Apakah gaji di DPR bisa mengembalikan uang yang telah dikeluarkan ketika kampanye? Ruhut mengatakan gaji DPR tidak bisa menggantikan biaya kampanye. Pasalnya, tiap bulan gaji bersih sebagai anggota dewan hanya Rp30 juta. Setahun memperoleh Rp360 juta, dan lima tahun memperoleh Rp1,8 miliar.

"Rugi 200 juta kan? Kalau minimal biaya kampanye Rp2 miliar. Belum gaji dipotong untuk setoran ke partai, otomatis tiap bulan Rp5 juta, bayar staf, belum tiap hari ada yang minta sumbangan ini dan itu," kata Ruhut.

Oleh karenanya, Ruhut mengatakan bahwa menjadi anggota DPR adalah pengabdian, bukan untuk mencari keuntungan. "Kalau enggak gitu, kecewa nanti. Kalau lurus-lurus saja, ya enggak akan balik modal," tuturnya.

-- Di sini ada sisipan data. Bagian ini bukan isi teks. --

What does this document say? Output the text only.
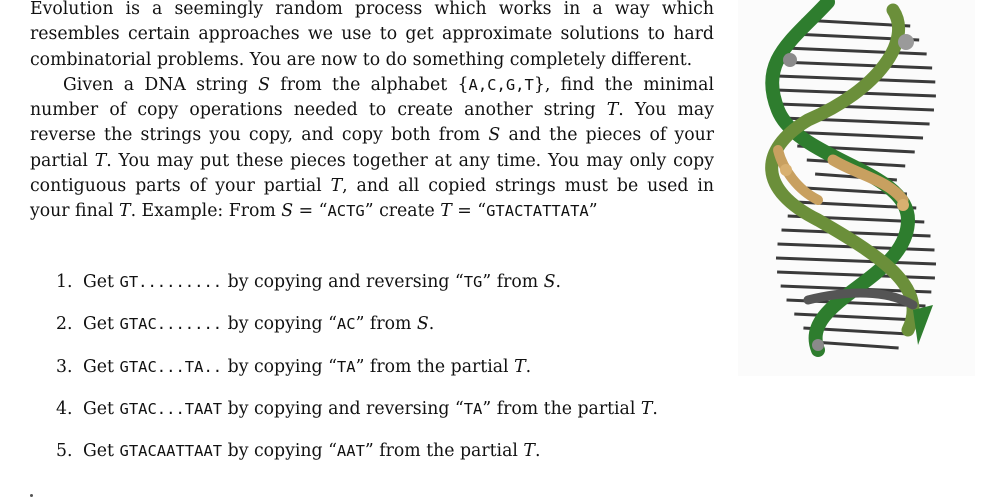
Evolution is a seemingly random process which works in a way which resembles certain approaches we use to get approximate solutions to hard combinatorial problems. You are now to do something completely different.

Given a DNA string S from the alphabet {A,C,G,T}, find the minimal number of copy operations needed to create another string T. You may reverse the strings you copy, and copy both from S and the pieces of your partial T. You may put these pieces together at any time. You may only copy contiguous parts of your partial T, and all copied strings must be used in your final T. Example: From S = “ACTG” create T = “GTACTATTATA”

1. Get GT......... by copying and reversing “TG” from S.
2. Get GTAC....... by copying “AC” from S.
3. Get GTAC...TA.. by copying “TA” from the partial T.
4. Get GTAC...TAAT by copying and reversing “TA” from the partial T.
5. Get GTACAATTAAT by copying “AAT” from the partial T.
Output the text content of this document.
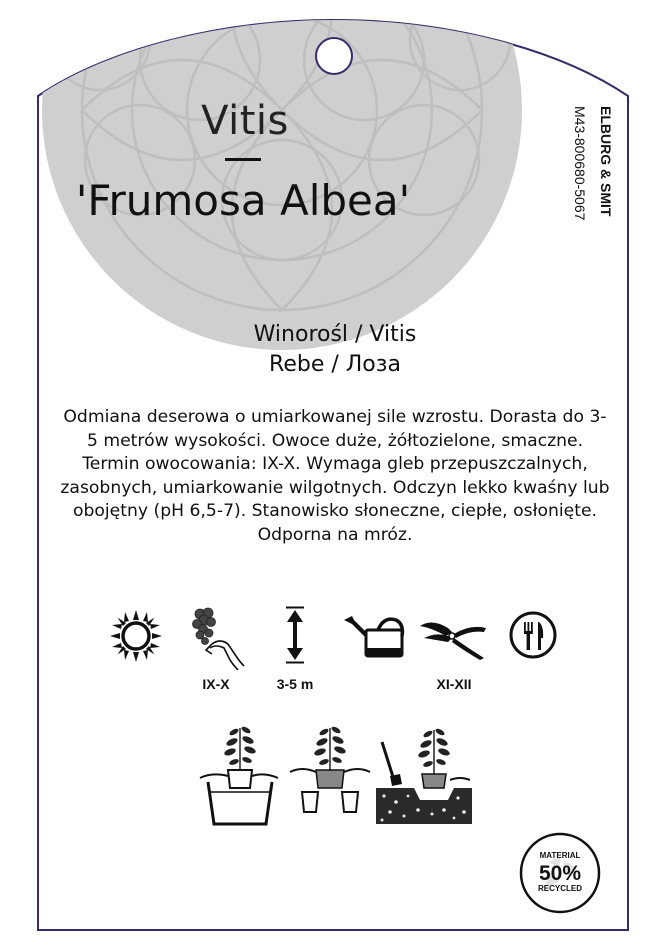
Vitis
'Frumosa Albea'	ELBURG & SMIT
M43-800680-5067
Winorośl / Vitis
Rebe / Лоза
Odmiana deserowa o umiarkowanej sile wzrostu. Dorasta do 3-5 metrów wysokości. Owoce duże, żółtozielone, smaczne. Termin owocowania: IX-X. Wymaga gleb przepuszczalnych, zasobnych, umiarkowanie wilgotnych. Odczyn lekko kwaśny lub obojętny (pH 6,5-7). Stanowisko słoneczne, ciepłe, osłonięte. Odporna na mróz.
IX-X	3-5 m	XI-XII
MATERIAL
50%
RECYCLED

Ruhut khawatir dengan adanya caleg yang memilih berutang terlebih dahulu untuk biaya modal kampanye, hal itu yang membuat banyak anggota dewan terjerat hukum KPK karena terlibat kasus korupsi.

"Ya biasanya mereka cara balikin uang dengan jadi Banggar (Badan Anggaran). Last minute mereka (anggota DPR) sudah tahu cara cari uangnya bagaimana," tuturnya.